Democrats began employing Mediscare in the 1970s against Ronald Reagan. The pattern was simple, and remains the same today. When conservatives say anything about restraining the growth of ever-expanding entitlement programs like Medicare, the left demagogues them as heartless bastards out to slash benefits and starts fundraising.
Last year, the talking point was that the right was going to "end Medicare." It got so out of hand that even left-leaning fact check outfit Politifact felt obligated to name Mediscare the lie of the year.
Perhaps embarrassed by this, Democrats seem to have put Mediscare on the back burner for the time being. But we're seeing something analogous in the wake of the Obama administration's announcement that religious institutions will be forced to subsidize employees' birth control and/or morning after pills via insurance. When conservatives responded (albeit crudely in a few cases) that employees at these institutions could buy their own birth control, the left reacted with outrage and proclaimed it a "war on women."
What happened next was predictable. Debbie Wasserman-Schultz, head of the Democratic National Committee, began giving a new stump speech in which she expressed her shock and dismay that birth control is even an issue in 2012. Even Secretary of State Hillary Clinton got into the act the other day, vaguely suggesting that conservatives are akin to the Taliban. (If only the President were as eager to apologize to Catholics as he is to rioting Afghans.) Fundraising appeals followed suit and the DNC announced four days ago that it was forming something called the Women's Institute, which sounds important but is actually just another attempt to gin up votes for Obama this November by scaring women to the polls.
In 2011 the left fueled itself on Mediscare. In 2012 they seem to be going with Gynescare.
But the early results aren't very promising. A NY Times poll released today asks two questions about birth control and finds that 51% of Americans believe employers should be able to opt out of coverage if they have a religious or moral objection. When the question is re-focused on religious institutions, such as Catholic hospitals, 57% agree and just 36% disagree.

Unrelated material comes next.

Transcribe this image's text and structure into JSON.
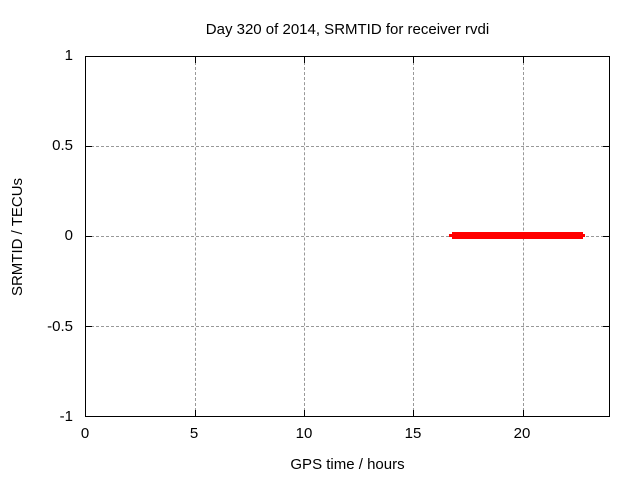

That's even after weeks of media focused on the issue, nearly all of it following the Democratic line. Has even one reporter asked Sandra Fluke how she came up with the absurd $3,000 figure for the cost of birth control? Surely she's heard of Planned Parenthood?
That Gynescare isn't working so far shouldn't cause conservatives to become complacent. The left will have plenty of money and legions of friendly reporters to flog this narrative over the next eight months. Whoever wins the Republican nomination will need to keep the left's latest divide-and-conquer strategy in mind.